The language model processes this augmented prompt and generates a response. The quality of the response depends on the model's instruction-following ability, its capacity to synthesize information across multiple chunks, and its tendency to stay grounded in the provided context rather than drawing on potentially outdated training knowledge.
The Feedback Loop
Production RAG systems include monitoring and feedback mechanisms to maintain quality over time. Key metrics include retrieval recall (are the right documents being found), response faithfulness (does the answer match the retrieved context), and user satisfaction (are users marking answers as helpful). When metrics degrade, the system may need tuning: adjusting chunk sizes, switching embedding models, updating the reranker, or revising the system prompt.
Some advanced systems implement active learning loops where failed retrievals and user corrections are fed back into the system to improve future performance.
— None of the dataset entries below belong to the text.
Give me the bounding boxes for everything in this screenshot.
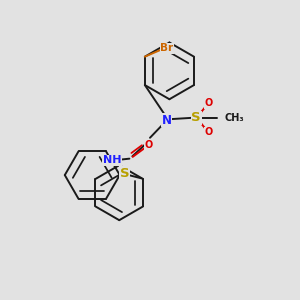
Text: S: S bbox=[120, 167, 129, 180]
Text: O: O bbox=[144, 140, 153, 150]
Text: O: O bbox=[205, 98, 213, 108]
Text: Br: Br bbox=[160, 43, 173, 53]
Text: O: O bbox=[205, 128, 213, 137]
Text: S: S bbox=[191, 111, 201, 124]
Text: NH: NH bbox=[103, 155, 121, 166]
Text: N: N bbox=[161, 114, 171, 127]
Text: CH₃: CH₃ bbox=[224, 113, 244, 123]
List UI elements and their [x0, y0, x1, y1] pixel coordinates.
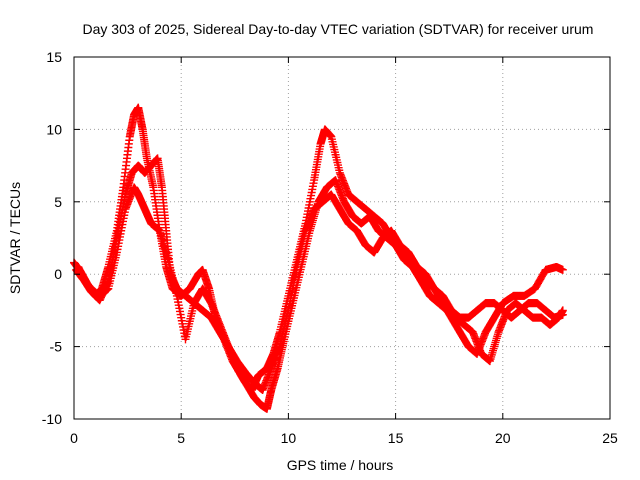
- x-tick-label: 15: [388, 430, 404, 446]
- axes: 0 5 10 15 20 25 -10 -5 0 5 10 15: [42, 49, 618, 446]
- x-tick-label: 5: [177, 430, 185, 446]
- data-series: [70, 103, 567, 413]
- plot-frame: [73, 56, 611, 420]
- grid-lines: [74, 57, 610, 419]
- chart-title: Day 303 of 2025, Sidereal Day-to-day VTE…: [83, 21, 594, 37]
- y-tick-label: 5: [54, 194, 62, 210]
- data-point: [558, 265, 567, 274]
- x-tick-label: 10: [281, 430, 297, 446]
- y-tick-label: 0: [54, 266, 62, 282]
- x-tick-label: 20: [495, 430, 511, 446]
- y-tick-label: 10: [46, 121, 62, 137]
- series-group: [74, 154, 567, 413]
- series-group: [72, 183, 567, 395]
- x-axis-label: GPS time / hours: [287, 457, 394, 473]
- x-tick-label: 25: [602, 430, 618, 446]
- data-point: [558, 310, 567, 319]
- y-tick-label: -5: [50, 339, 63, 355]
- x-tick-label: 0: [70, 430, 78, 446]
- y-tick-label: 15: [46, 49, 62, 65]
- y-tick-label: -10: [42, 411, 62, 427]
- y-axis-label: SDTVAR / TECUs: [7, 182, 23, 294]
These feedback loops are especially valuable in domains where the knowledge base changes frequently and the retrieval system needs to adapt continuously.
End-to-End Latency Considerations
In production RAG systems, the total response time from query to answer typically ranges from 500 milliseconds to 3 seconds. Understanding where time is spent helps optimize the pipeline. Query embedding takes 10-50 milliseconds using a dedicated embedding API. Vector search in a well-indexed database returns results in 10-100 milliseconds depending on collection size and index type. Reranking adds 100-500 milliseconds depending on the number of candidates and the reranker model size. And generation is usually the largest component, taking 500-2000 milliseconds depending on the model, response length, and whether streaming is enabled.
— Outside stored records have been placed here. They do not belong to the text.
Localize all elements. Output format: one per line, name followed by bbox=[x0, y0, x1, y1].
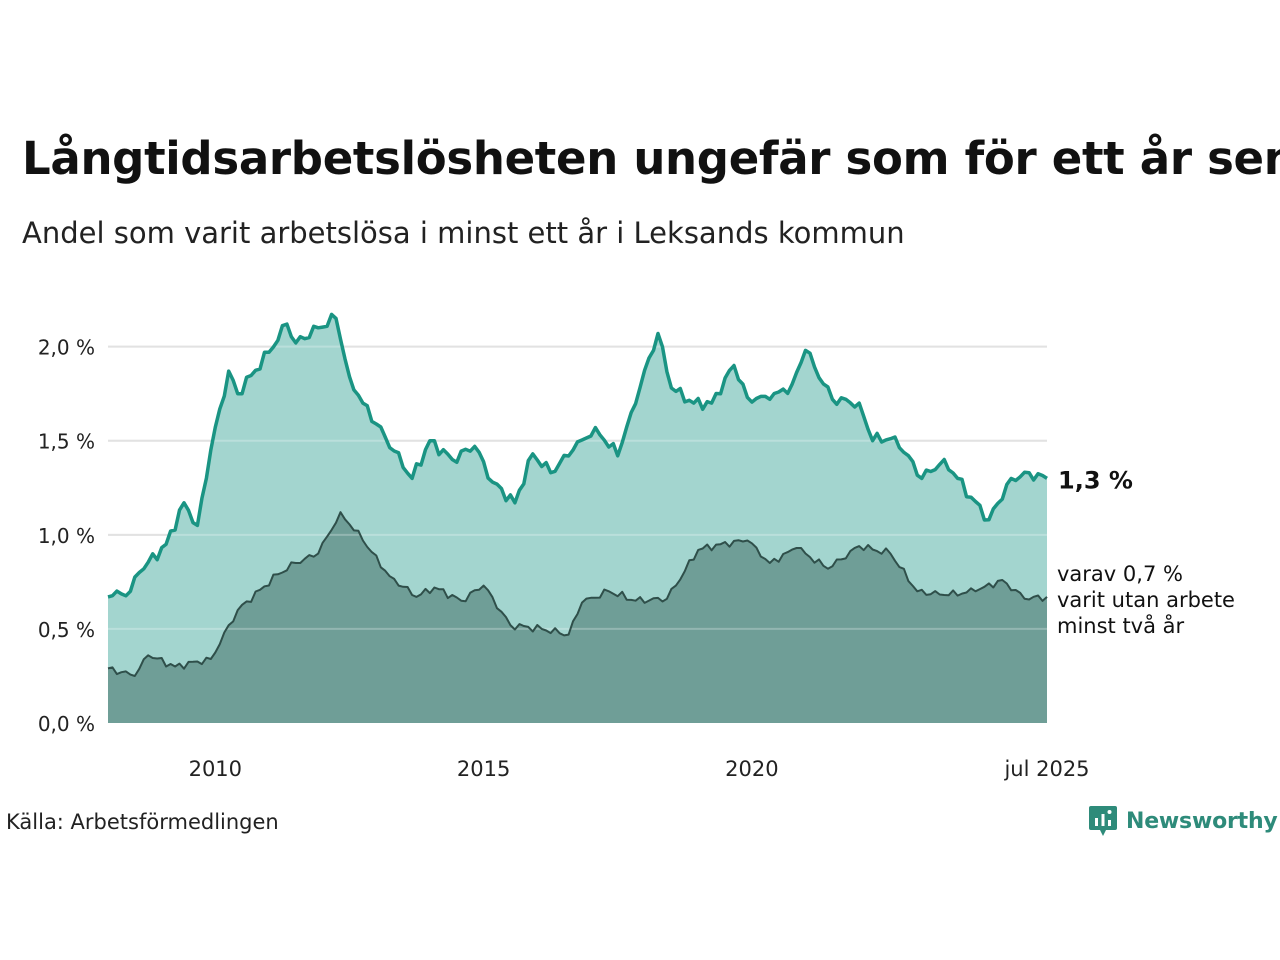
x-tick-label: jul 2025 bbox=[1003, 757, 1089, 781]
series-1-line bbox=[107, 312, 1048, 599]
series-2-end-label: varav 0,7 % bbox=[1057, 562, 1183, 586]
newsworthy-logo-icon bbox=[1089, 806, 1117, 836]
y-tick-label: 0,0 % bbox=[38, 712, 95, 736]
y-tick-label: 0,5 % bbox=[38, 618, 95, 642]
chart-title: Långtidsarbetslösheten ungefär som för e… bbox=[22, 132, 1280, 185]
x-tick-label: 2020 bbox=[725, 757, 778, 781]
series-2-line bbox=[107, 511, 1048, 677]
y-tick-label: 2,0 % bbox=[38, 336, 95, 360]
newsworthy-logo[interactable]: Newsworthy bbox=[1088, 804, 1278, 838]
chart-subtitle: Andel som varit arbetslösa i minst ett å… bbox=[22, 216, 905, 250]
y-tick-label: 1,0 % bbox=[38, 524, 95, 548]
newsworthy-logo-text: Newsworthy bbox=[1126, 808, 1278, 834]
x-tick-label: 2015 bbox=[457, 757, 510, 781]
y-tick-label: 1,5 % bbox=[38, 430, 95, 454]
series-2-area bbox=[108, 512, 1047, 723]
series-2-end-label: varit utan arbete bbox=[1057, 588, 1235, 612]
source-label: Källa: Arbetsförmedlingen bbox=[6, 810, 279, 834]
series-2-end-label: minst två år bbox=[1057, 613, 1185, 638]
x-tick-label: 2010 bbox=[189, 757, 242, 781]
series-1-end-label: 1,3 % bbox=[1058, 466, 1133, 494]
Streaming the generation step, where tokens are sent to the user as they are produced rather than waiting for the complete response, significantly improves perceived latency. Users see the first words within a second even when the full response takes several seconds to complete. Most production RAG deployments use streaming for this reason.
Common Failure Points in the Pipeline
Understanding where RAG pipelines fail helps teams prioritize their optimization efforts. The most common failure point is retrieval: the system simply does not find the relevant documents. This happens when the embedding model does not capture domain-specific terminology, when chunking splits critical information across boundaries, or when the knowledge base is missing the information entirely. Retrieval failures are insidious because the generator will still produce a response, just one based on irrelevant context.
The second most common failure is context misuse, where the retriever finds the right documents but the generator ignores them or misinterprets them. This happens more frequently with smaller models that have weaker instruction-following abilities, or when the system prompt does not clearly instruct the model to prioritize retrieved context over its training knowledge. Stronger models and explicit prompting reduce this failure mode significantly.
A third category of failure involves stale or contradictory context. When the knowledge base contains outdated documents alongside current ones, the retriever may return both, and the generator must decide which to trust. Without metadata like publication dates or version numbers attached to chunks, the model has no way to distinguish current from outdated information. Adding temporal metadata to chunks and instructing the model to prefer recent sources addresses this problem.
RAG works through a precise sequence of indexing, retrieval, context assembly, and generation. Each step has direct impact on response quality, and the most effective systems optimize each stage independently while monitoring end-to-end performance.